MADAME VALÉRIE PÉCRESSE

Mme Valérie Pécresse, ministre chargée de l’Enseignement supérieur et de la recherche, a déclaré le 25 février à Bruxelles vouloir "rompre le tabou de l’anglais" (on ne voit vraiment pas de quel "tabou" veut parler la ministre). Elle avait invité à déjeuner un groupe de journalistes français afin de définir ses priorités pour la prochaine présidence française de l’Union européenne. "L’anglais doit être une des langues que tous les jeunes doivent maîtriser : on ne peut pas laisser sortir du système éducatif un enfant qui ne sait pas parler cette langue … Il faut même donner des cours en anglais à l’université." La ministre a raconté que lors des déjeuners informels avec ses vingt-six collègues de l’Union européenne, elle s’exprimait en anglais, sans réticence, puisque c’est la langue commune : "je ne vais pas les obliger à avoir recours à l’interprétation". Ainsi donc, s’exprimer en français, langue officielle de l’Union depuis l’origine, devant des non-francophones serait les "obliger". Faudra-t-il, bientôt, s’excuser de parler français en Europe ? Mais voici sans doute le morceau de choix extrait des déclarations de la ministre : "Notre culture rayonne d’autant mieux qu’on s’exprime dans la langue de l’autre". C’est l’idée, dont le professeur Bernard Lecherbonnier a dit qu’elle "provient directement des Etats-Unis" (Pourquoi veulent-ils tuer le français ?, chez Albin Michel, p. 245), saugrenue, ridicule mais de plus en plus souvent soutenue par certains, y compris par des membres du gouvernement, donc, comme pour tenter de justifier leur abdication en rase campagne, que la culture française progresserait en influence si elle renonçait, enfin, à s’exprimer en français !

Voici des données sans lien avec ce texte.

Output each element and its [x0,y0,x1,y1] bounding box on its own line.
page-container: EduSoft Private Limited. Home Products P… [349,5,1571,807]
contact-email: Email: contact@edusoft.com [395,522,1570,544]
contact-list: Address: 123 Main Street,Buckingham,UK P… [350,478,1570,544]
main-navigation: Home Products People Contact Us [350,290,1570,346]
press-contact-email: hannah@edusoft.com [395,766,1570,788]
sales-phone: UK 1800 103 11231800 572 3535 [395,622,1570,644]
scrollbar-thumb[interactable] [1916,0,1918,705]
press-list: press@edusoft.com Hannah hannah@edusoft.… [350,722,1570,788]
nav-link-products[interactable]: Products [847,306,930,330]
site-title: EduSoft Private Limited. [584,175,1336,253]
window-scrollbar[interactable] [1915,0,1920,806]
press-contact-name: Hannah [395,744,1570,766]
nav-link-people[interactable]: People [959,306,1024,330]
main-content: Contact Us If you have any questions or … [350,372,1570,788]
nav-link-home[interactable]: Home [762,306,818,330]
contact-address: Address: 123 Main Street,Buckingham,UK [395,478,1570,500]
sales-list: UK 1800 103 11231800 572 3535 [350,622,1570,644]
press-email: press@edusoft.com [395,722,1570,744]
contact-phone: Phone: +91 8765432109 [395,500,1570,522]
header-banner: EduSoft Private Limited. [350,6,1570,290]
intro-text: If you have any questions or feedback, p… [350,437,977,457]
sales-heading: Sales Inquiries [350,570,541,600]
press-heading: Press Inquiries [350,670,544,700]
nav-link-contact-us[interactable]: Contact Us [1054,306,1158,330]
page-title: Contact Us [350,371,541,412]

Si la ministre française se soucie beaucoup d’apprendre l’anglais aux Français, au point même d’en faire une priorité, Mr Gordon Brown, Premier ministre britannique, lui, a pour ambition, affichée urbi et orbi, d’apprendre l’anglais au … monde entier. Il a ainsi annoncé, à la veille d’un voyage en Chine et en Inde, à la mi-janvier, le lancement d’une série d’initiatives visant à faire de l’anglais la "langue de choix" dans le monde. Il a expliqué que le British Council allait offrir aux étudiants et enseignants un plus large accès à ses ressources sur son site web, ainsi que le développement des cours individualisés via internet (rappelons que ce fameux British Council est une institution gouvernementale du Royaume-Uni, actuellement présidé par Mr Neil Kinnock, dont le but est d’établir des relations culturelles entre le Royaume-Uni et d’autres pays, afin, notamment, de promouvoir l’apprentissage de la langue anglaise dans le monde). L’objectif, écrit le Premier ministre sur le site de Downing Street, est d’atteindre un million de connexions par mois, et de cibler notamment la Chine où le gouvernement veut que les élèves apprennent l’anglais dès l’âge de six ans. Environ deux milliards de personnes apprennent ou enseignent l’anglais actuellement dans le monde, selon lui. "Je pense qu’avec les mesures appropriées, d’ici 2025 le nombre d’anglophones en Chine dépassera le nombre de personnes dont l’anglais est la langue maternelle dans le reste du monde", a prédit M. Brown. Pour le Premier ministre britannique, la langue de William Shakespeare est plus qu’un langage, c’est "un pont entre les frontières et les cultures, une source d’unité dans un monde qui évolue rapidement … Nous allons entreprendre vigoureusement la tâche audacieuse consistant à faire de notre langue, la langue commune de choix dans le monde, la langue qui aide le monde à parler, à rire et à communiquer" (les citations de ce paragraphe sont extraites d’un article du Monde en date du 17 janvier 2008).

Le rapprochement de ces deux déclarations politiques, faites tout récemment à quelques semaines d’intervalle, est absolument saisissant. Quel contraste ! Et comme le combat est inégal ! On ne saurait mieux expliquer, en quelques mots, la crise profonde – largement d’origine politique – dont est victime la malheureuse langue de François-René de Chateaubriand, en particulier, mais pas seulement, sur la scène internationale. Tandis qu’elle est comme laissée à l’abandon par les pouvoirs publics français qui se détournent d’elle, ne lui voient manifestement aucun avenir et lui préfèrent désormais, ouvertement, l’anglais; la langue anglaise continue, comme toujours, de bénéficier du soutien actif, résolu, du gouvernement de Londres. D’un côté, l’abandon, la résignation, la soumission, la démission (la ministre française); de l’autre, la fidélité, la détermination, l’ambition, la volonté de conquête (le Premier ministre britannique).